WonderFil fabrica hilos tanto de rayón como de poliéster. Analizaremos los dos con usos más similares: Splendor™, un rayón de 40wt, y Polyfast™, un poliéster trilobal de 40wt.

Aunque el rayón y el poliéster se utilizan en muchas de las mismas técnicas, ambos tienen orígenes muy diferentes. El rayón se fabrica a partir de pulpa de madera que se disuelve químicamente y se somete a un proceso de varios pasos que da como resultado las fibras de rayón suaves y lustrosas. El poliéster, por otro lado, es un material sintético con fibras largas y estables que le confieren la resistencia por la que es más conocido. Es resistente a la abrasión y a muchos productos químicos domésticos comunes, incluyendo el blanqueador, lo que lo convierte en una opción fiable para casi cualquier aplicación.
El rayón es bastante universal en su apariencia y acabado; sin embargo, el poliéster puede presentarse de muchas formas. Es posible que te encuentres con términos como "poliéster algodonado", "poliéster lanudo", "poliéster multiusos" o "poliéster trilobal". Aunque todos son hilos de poliéster, varían mucho entre sí en cuanto a dónde se utilizan y cómo se ven. El poliéster trilobal es el más comparable al rayón en apariencia y uso. Ambos materiales son (generalmente) resistentes al color y seguros de planchar si provienen de un fabricante de confianza.
Si deseas obtener más información sobre los diferentes tipos de hilo de poliéster que existen, consulta nuestro otro blog: Explorando el hilo de poliéster: variedades, diferencias y dónde usarlos.

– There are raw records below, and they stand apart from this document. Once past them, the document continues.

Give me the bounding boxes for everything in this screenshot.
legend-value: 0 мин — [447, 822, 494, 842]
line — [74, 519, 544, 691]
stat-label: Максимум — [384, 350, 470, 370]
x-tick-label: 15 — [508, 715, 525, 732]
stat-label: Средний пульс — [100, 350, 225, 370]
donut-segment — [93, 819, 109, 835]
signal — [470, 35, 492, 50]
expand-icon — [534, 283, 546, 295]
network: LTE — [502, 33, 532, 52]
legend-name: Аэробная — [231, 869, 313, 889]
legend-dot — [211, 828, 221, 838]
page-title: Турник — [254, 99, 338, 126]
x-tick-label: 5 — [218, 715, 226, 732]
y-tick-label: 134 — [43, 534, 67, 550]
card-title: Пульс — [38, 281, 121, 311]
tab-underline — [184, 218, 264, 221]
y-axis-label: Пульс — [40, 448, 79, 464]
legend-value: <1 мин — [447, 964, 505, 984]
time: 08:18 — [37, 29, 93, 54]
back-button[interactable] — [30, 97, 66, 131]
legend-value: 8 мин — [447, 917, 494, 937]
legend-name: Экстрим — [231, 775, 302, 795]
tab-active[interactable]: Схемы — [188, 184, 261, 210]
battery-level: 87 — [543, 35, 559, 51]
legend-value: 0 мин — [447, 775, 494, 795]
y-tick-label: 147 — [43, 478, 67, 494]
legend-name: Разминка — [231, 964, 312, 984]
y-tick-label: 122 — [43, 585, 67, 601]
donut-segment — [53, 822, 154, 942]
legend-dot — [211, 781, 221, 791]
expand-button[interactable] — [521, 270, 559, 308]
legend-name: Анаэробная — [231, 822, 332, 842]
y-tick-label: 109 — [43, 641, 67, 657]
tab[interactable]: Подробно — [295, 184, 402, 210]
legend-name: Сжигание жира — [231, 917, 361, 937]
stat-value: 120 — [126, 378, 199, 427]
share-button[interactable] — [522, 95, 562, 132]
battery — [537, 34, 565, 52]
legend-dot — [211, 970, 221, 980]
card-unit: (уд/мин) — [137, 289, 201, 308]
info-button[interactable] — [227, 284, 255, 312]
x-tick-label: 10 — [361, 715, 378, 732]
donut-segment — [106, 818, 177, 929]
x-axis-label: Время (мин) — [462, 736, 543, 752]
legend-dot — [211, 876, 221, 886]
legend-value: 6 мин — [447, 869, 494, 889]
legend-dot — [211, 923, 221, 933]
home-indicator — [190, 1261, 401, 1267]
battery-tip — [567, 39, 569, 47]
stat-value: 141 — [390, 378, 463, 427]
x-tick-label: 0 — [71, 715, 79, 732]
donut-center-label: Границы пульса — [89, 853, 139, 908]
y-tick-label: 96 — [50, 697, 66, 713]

Veamos el rayón más de cerca. Tiene un brillo natural que se extiende por las costuras o el bordado. Mientras que el poliéster tiene un brillo artificial donde la luz tiene una apariencia más fracturada.

Comparando su tactilidad, el rayón es en realidad más suave al tacto en comparación con el poliéster. Esto hace que la tela sea más flexible si se cose densamente con ella. El poliéster es más áspero al tacto en comparación con el rayón, y hace que la tela se sienta más rígida cuando se cose densamente.
Ahora que conoces las características de cada hilo, ¿qué material de hilo deberías elegir?
No recomendamos usar rayón si el proyecto requiere resistencia a la abrasión, largos períodos de humedad o lejía/productos químicos. Esto se debe a que el rayón es un material que se debilita cuando se expone a la humedad. El rayón siempre causará una hermosa impresión dondequiera que se cosa y es una opción popular por esta razón. Es una opción magnífica cuando se usa con fines decorativos, como apliques o acolchados decorativos, y no para mantener los acolchados unidos estructuralmente, como el acolchado de borde a borde. Elígelo para acolchar áreas pequeñas o apliques en una colcha, o úsalo en proyectos que no estén sujetos a mucho lavado y manipulación. Por ejemplo, acolchar colchas para colgar en la pared o colchas artísticas.

El poliéster resiste la lejía y puede soportar un blanqueo ligero. También puede soportar la abrasión, el moho y la mayoría de los productos químicos con los que entra en contacto. Sin embargo, tiende a ser menos suave y terso al tacto, y deja la tela un poco más rígida. Este material también mantiene su resistencia incluso cuando se expone a la humedad y es un hilo confiable para mantener unidos tus proyectos cuando se usa para la construcción. Esto lo hace ideal para acolchado de borde a borde, uniones u otros fines estructurales. También puedes considerarlo si planeas bordar parches en una mochila o en artículos expuestos a los elementos.